Thursday, December 13, 2007

House committee mulls reform of eyewitness evidence collection

More extensive training for criminal investigators who collect eyewitness identification may be on the horizon.

A house committee is making its final revisions to a bill that will require law enforcement agencies to standardize the way they collect eyewitness evidence.

Current procedures are under scrutiny after seven Georgia men have been exonerated from false rape convictions based on eyewitness testimony.

Aimee Maxwell with the Georgia Innocence Project spoke to the committee about the high cost of false convictions, especially when compensating exonerees.

“First off it’s a cost to society to leave them in prison, every single day that costs us, and then Clarence Harrison, they gave him a million dollars for the time he spent in. But probably more importantly, the societal cost. We leave the right person on the street to hurt people.”

Lawmakers estimate the cost of reform at 20 to 40 thousand dollars.


Tuesday, November 13, 2007

Death row opponents ask Court for new trial

Supporters of death row inmate Troy Anthony Davis asked the state Supreme Court today to order a new trial in the case. They say eyewitness testimony implicates another man in the 1989 shooting death of 27-year old Savannah police officer Mark McPhail.

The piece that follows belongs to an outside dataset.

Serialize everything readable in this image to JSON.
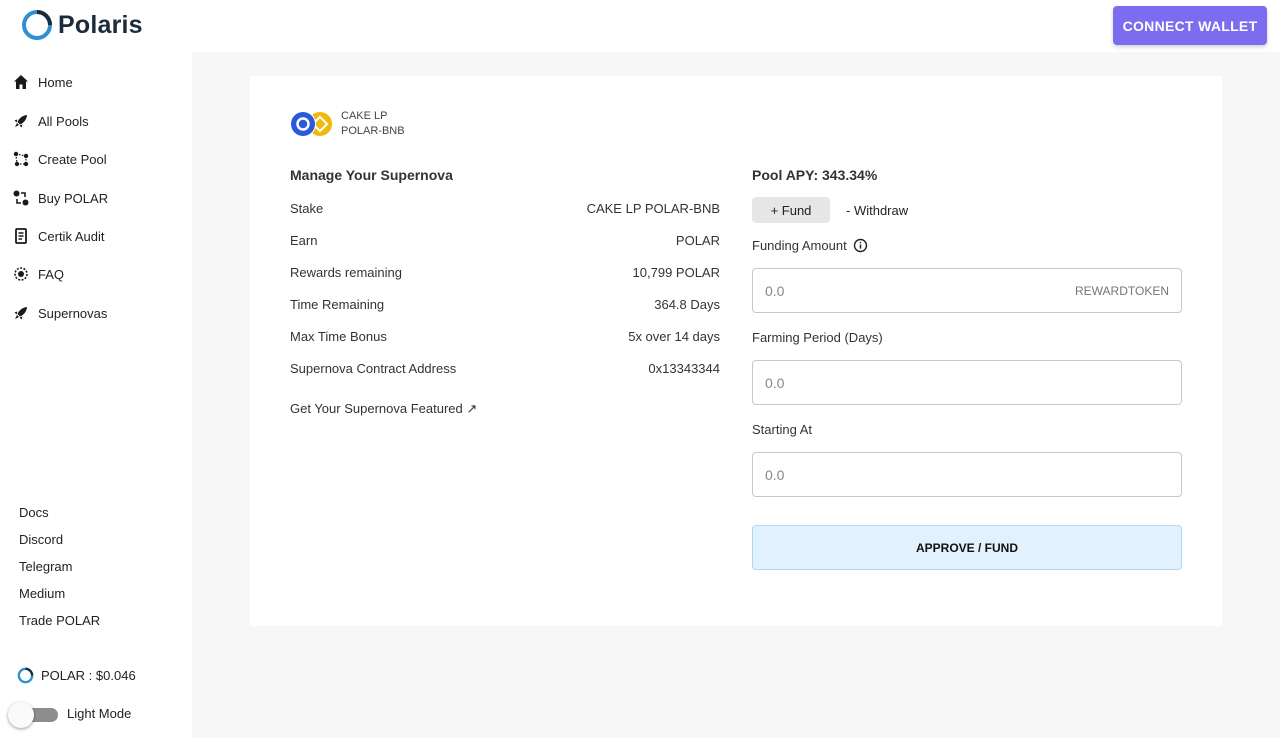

Davis' attorneys argued Georgia law allows death row inmates to ask for a new trial, after all other appeals have been exhausted. However, prosecutors say the time for a new trial has passed and no further evidence may be introduced.

Martina Correia is Troy Anthony Davis' older sister. She says similar stories by witnesses about police coercion are too alike for the court to ignore.

"They didn't come forward because we asked them. They came forward because it was the right thing to do. It was amazing that their recantations were almost the same thing. They told stories of coercion and intimidation and of threats. They didn't know each other was recanting."
Since his 1989 conviction, nearly a dozen witnesses have recanted their eyewitness testimony against Troy Anthony Davis. Davis is African American and was convicted in Chatham County. His supporters say the previous exoneration of two other African American males from Chatham County may point to a pattern of police misconduct.